Nyeri is perhaps the most well-known of these central counties. Kenya’s coffee is dominated by a cooperative system of production, whose members vote on representation, marketing and milling contracts for their coffee, as well as profit allocation. Othaya Farmers Cooperative Society, the umbrella organization that includes Mahiga Factory, is one of Kenya’s larger societies, with 19 different factories and more than 14,000 farmer members across the southern Nyeri region. The Mahiga Factory has 400 members actively harvesting and delivering to the processing center. The factory’s total parchment output this past harvest was 152,000 kgs, meaning the average member of Mahiga is farming enough coffee fruit for roughly 11 30kg units of exportable green.
Mahiga Factory’s chairman is Newton Mugai, one of the founding directors of Kenya Cooperative Coffee Exporters (KCCE). KCCE is an historic organization of almost 4,000 individual cooperatives. The group was formed in 2009, with the express goal of managing marketing and exporting operations cooperatively (as opposed to contractually with third parties) and thereby increasing returns to farms. The economics of smallholder systems are consistently difficult everywhere in the world, and in Kenya in particular the number of individual margins sliced off an export price before payment reaches the actual farms is many, leaving only a small percentage to support coffee growth itself. And most often this arrives many months after harvest. KCCE, by managing more of the value chain itself, can capture a greater margin on behalf of the farms. Farmers belonging to Mahiga receive 55 shillings per kilogram of fresh cherry delivered to the factory, the equivalent of $1.40/lb of the green coffee price.
Kenya is of course known for some of the most meticulous at-scale processing that can be found anywhere in the world. Bright white parchment, nearly perfectly sorted by density and bulk conditioned at high elevations is the norm, and a matter of pride, even for generations of Kenyan processing managers who prefer drinking Kenya’s tea (abundantly farmed in nearby Muranga county) to its coffee. Ample water supply in the central growing regions has historically allowed factories to wash, and wash, and soak, and wash their coffees again entirely with fresh, cold river water.

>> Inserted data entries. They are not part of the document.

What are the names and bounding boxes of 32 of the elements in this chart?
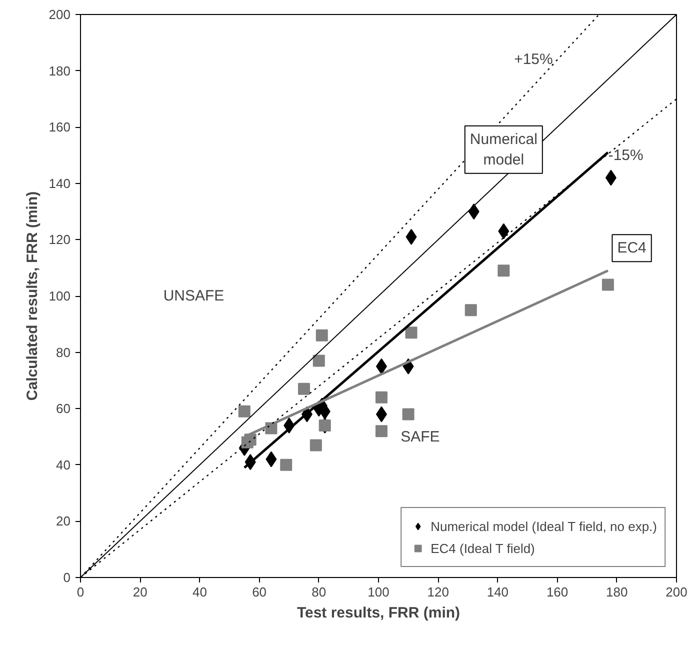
- annotation: EC4: [617, 240, 646, 257]
- x-tick-label: 160: [546, 584, 568, 600]
- y-tick-label: 200: [48, 7, 71, 22]
- x-tick-label: 140: [486, 584, 509, 600]
- x-tick-label: 180: [606, 584, 628, 600]
- x-tick-label: 60: [252, 584, 267, 600]
- y-tick-label: 180: [48, 63, 71, 78]
- legend-label: Numerical model (Ideal T field, no exp.): [430, 518, 657, 534]
- y-axis-title: Calculated results, FRR (min): [24, 191, 41, 401]
- y-tick-label: 160: [48, 120, 71, 135]
- y-tick-label: 40: [56, 457, 71, 472]
- x-tick-label: 80: [312, 584, 326, 600]
- annotation: Numerical model: [470, 130, 538, 168]
- y-tick-label: 120: [48, 232, 71, 248]
- annotation: -15%: [608, 146, 644, 164]
- x-axis-title: Test results, FRR (min): [296, 604, 460, 622]
- y-tick-label: 60: [56, 401, 71, 416]
- annotation: +15%: [514, 51, 553, 68]
- x-tick-label: 100: [368, 584, 390, 600]
- y-tick-label: 140: [48, 176, 71, 191]
- y-tick-label: 20: [56, 514, 71, 529]
- x-tick-label: 20: [132, 584, 148, 600]
- annotation: SAFE: [400, 428, 440, 446]
- x-tick-label: 0: [76, 584, 84, 600]
- x-tick-label: 200: [666, 584, 688, 600]
- x-tick-label: 120: [427, 584, 449, 600]
- annotation: UNSAFE: [163, 288, 224, 304]
- y-tick-label: 0: [63, 570, 71, 585]
- y-tick-label: 80: [56, 344, 71, 360]
- legend-label: EC4 (Ideal T field): [430, 540, 535, 556]
- x-tick-label: 40: [192, 584, 207, 600]
- y-tick-label: 100: [48, 288, 71, 304]
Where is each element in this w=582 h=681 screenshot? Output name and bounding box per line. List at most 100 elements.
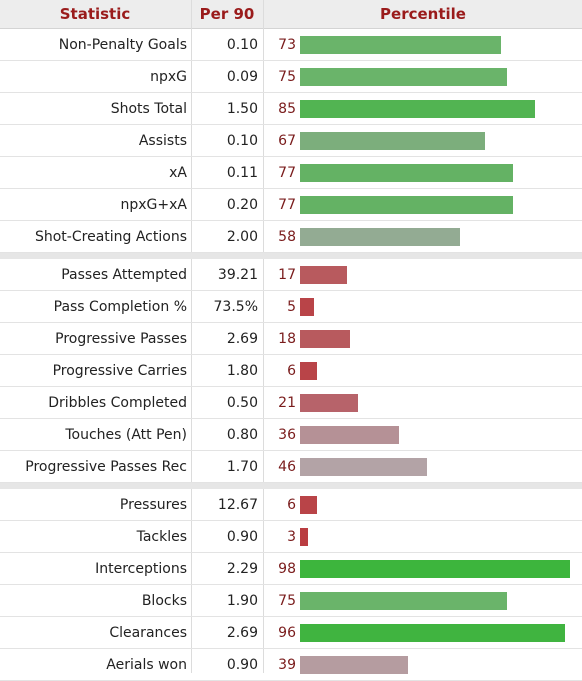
- per90-value: 0.50: [226, 395, 258, 411]
- header-per90[interactable]: Per 90: [199, 5, 255, 23]
- table-row: Tackles 0.90 3: [0, 521, 582, 553]
- percentile-bar: [300, 592, 507, 610]
- column-divider: [263, 0, 264, 673]
- percentile-value: 77: [278, 197, 296, 213]
- table-row: Progressive Carries 1.80 6: [0, 355, 582, 387]
- table-row: xA 0.11 77: [0, 157, 582, 189]
- percentile-value: 18: [278, 331, 296, 347]
- per90-value: 39.21: [217, 267, 258, 283]
- group-separator: [0, 253, 582, 259]
- group-separator: [0, 483, 582, 489]
- table-row: Progressive Passes 2.69 18: [0, 323, 582, 355]
- percentile-bar: [300, 68, 507, 86]
- table-row: Interceptions 2.29 98: [0, 553, 582, 585]
- stat-label: xA: [169, 165, 187, 181]
- percentile-bar: [300, 624, 565, 642]
- header-percentile[interactable]: Percentile: [380, 5, 466, 23]
- stat-label: Pass Completion %: [53, 299, 187, 315]
- percentile-bar: [300, 228, 460, 246]
- percentile-bar: [300, 656, 408, 674]
- per90-value: 1.90: [226, 593, 258, 609]
- per90-value: 0.80: [226, 427, 258, 443]
- stat-label: Shots Total: [110, 101, 187, 117]
- per90-value: 0.90: [226, 657, 258, 673]
- percentile-value: 58: [278, 229, 296, 245]
- stat-label: Clearances: [109, 625, 187, 641]
- percentile-bar: [300, 496, 317, 514]
- percentile-bar: [300, 266, 347, 284]
- stat-label: Pressures: [119, 497, 187, 513]
- percentile-bar: [300, 196, 513, 214]
- per90-value: 2.29: [226, 561, 258, 577]
- percentile-value: 67: [278, 133, 296, 149]
- table-row: Progressive Passes Rec 1.70 46: [0, 451, 582, 483]
- stat-label: Blocks: [141, 593, 187, 609]
- stat-label: Passes Attempted: [61, 267, 187, 283]
- table-row: Assists 0.10 67: [0, 125, 582, 157]
- table-row: Aerials won 0.90 39: [0, 649, 582, 681]
- table-header: Statistic Per 90 Percentile: [0, 0, 582, 29]
- table-row: Pass Completion % 73.5% 5: [0, 291, 582, 323]
- stat-label: Assists: [138, 133, 187, 149]
- stat-label: Interceptions: [95, 561, 187, 577]
- percentile-value: 17: [278, 267, 296, 283]
- percentile-value: 96: [278, 625, 296, 641]
- percentile-value: 73: [278, 37, 296, 53]
- percentile-bar: [300, 458, 427, 476]
- per90-value: 2.00: [226, 229, 258, 245]
- percentile-value: 36: [278, 427, 296, 443]
- percentile-value: 21: [278, 395, 296, 411]
- per90-value: 0.10: [226, 133, 258, 149]
- percentile-value: 46: [278, 459, 296, 475]
- percentile-bar: [300, 330, 350, 348]
- stat-label: Non-Penalty Goals: [58, 37, 187, 53]
- table-row: Clearances 2.69 96: [0, 617, 582, 649]
- table-row: Passes Attempted 39.21 17: [0, 259, 582, 291]
- per90-value: 1.50: [226, 101, 258, 117]
- percentile-value: 6: [287, 497, 296, 513]
- table-row: Non-Penalty Goals 0.10 73: [0, 29, 582, 61]
- percentile-value: 39: [278, 657, 296, 673]
- per90-value: 1.70: [226, 459, 258, 475]
- per90-value: 2.69: [226, 331, 258, 347]
- table-row: Dribbles Completed 0.50 21: [0, 387, 582, 419]
- stat-label: Progressive Carries: [52, 363, 187, 379]
- percentile-value: 75: [278, 69, 296, 85]
- stat-label: Progressive Passes Rec: [25, 459, 187, 475]
- table-row: npxG+xA 0.20 77: [0, 189, 582, 221]
- per90-value: 0.20: [226, 197, 258, 213]
- table-row: Pressures 12.67 6: [0, 489, 582, 521]
- per90-value: 0.11: [226, 165, 258, 181]
- percentile-value: 3: [287, 529, 296, 545]
- per90-value: 2.69: [226, 625, 258, 641]
- per90-value: 0.90: [226, 529, 258, 545]
- percentile-bar: [300, 362, 317, 380]
- percentile-value: 85: [278, 101, 296, 117]
- per90-value: 0.10: [226, 37, 258, 53]
- stat-label: Touches (Att Pen): [65, 427, 187, 443]
- percentile-value: 5: [287, 299, 296, 315]
- stat-label: Shot-Creating Actions: [34, 229, 187, 245]
- per90-value: 1.80: [226, 363, 258, 379]
- table-row: Shots Total 1.50 85: [0, 93, 582, 125]
- percentile-bar: [300, 36, 501, 54]
- table-row: Blocks 1.90 75: [0, 585, 582, 617]
- table-row: Shot-Creating Actions 2.00 58: [0, 221, 582, 253]
- stat-label: Progressive Passes: [55, 331, 187, 347]
- per90-value: 73.5%: [213, 299, 258, 315]
- percentile-value: 77: [278, 165, 296, 181]
- per90-value: 0.09: [226, 69, 258, 85]
- column-divider: [191, 0, 192, 673]
- stat-label: npxG+xA: [120, 197, 188, 213]
- percentile-bar: [300, 560, 570, 578]
- table-row: npxG 0.09 75: [0, 61, 582, 93]
- percentile-bar: [300, 132, 485, 150]
- header-statistic[interactable]: Statistic: [59, 5, 131, 23]
- percentile-bar: [300, 426, 399, 444]
- stat-label: npxG: [150, 69, 187, 85]
- percentile-value: 98: [278, 561, 296, 577]
- stat-label: Aerials won: [106, 657, 187, 673]
- table-row: Touches (Att Pen) 0.80 36: [0, 419, 582, 451]
- percentile-bar: [300, 100, 535, 118]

Mahiga typically ferments twice: once under water for 12 hours, and again under fresh water for another 12-36 hours, with a washing in between. Double fermentation is very rare in Kenya, and, based on our experience, the technique is strongly correlated with excellent cleanliness and clarity in the cup (Mahiga’s lots are some of the best and most balanced Kenyas we’ve tasted all year).
After fermentation is complete, the clean parchment soaks for 16 hours, again in fresh water, before it is sorted by density and brought to the tables to dry, which typically takes two weeks. After drying is complete the coffee is stored on site and eventually delivered to the Othaya dry mill for grading and a final density sort. The established milling and sorting by grade, or bean size, is a longstanding tradition and positions Kenya coffees well for roasters, by tightly controlling the physical preparation and creating a diversity of profiles from a single processing batch.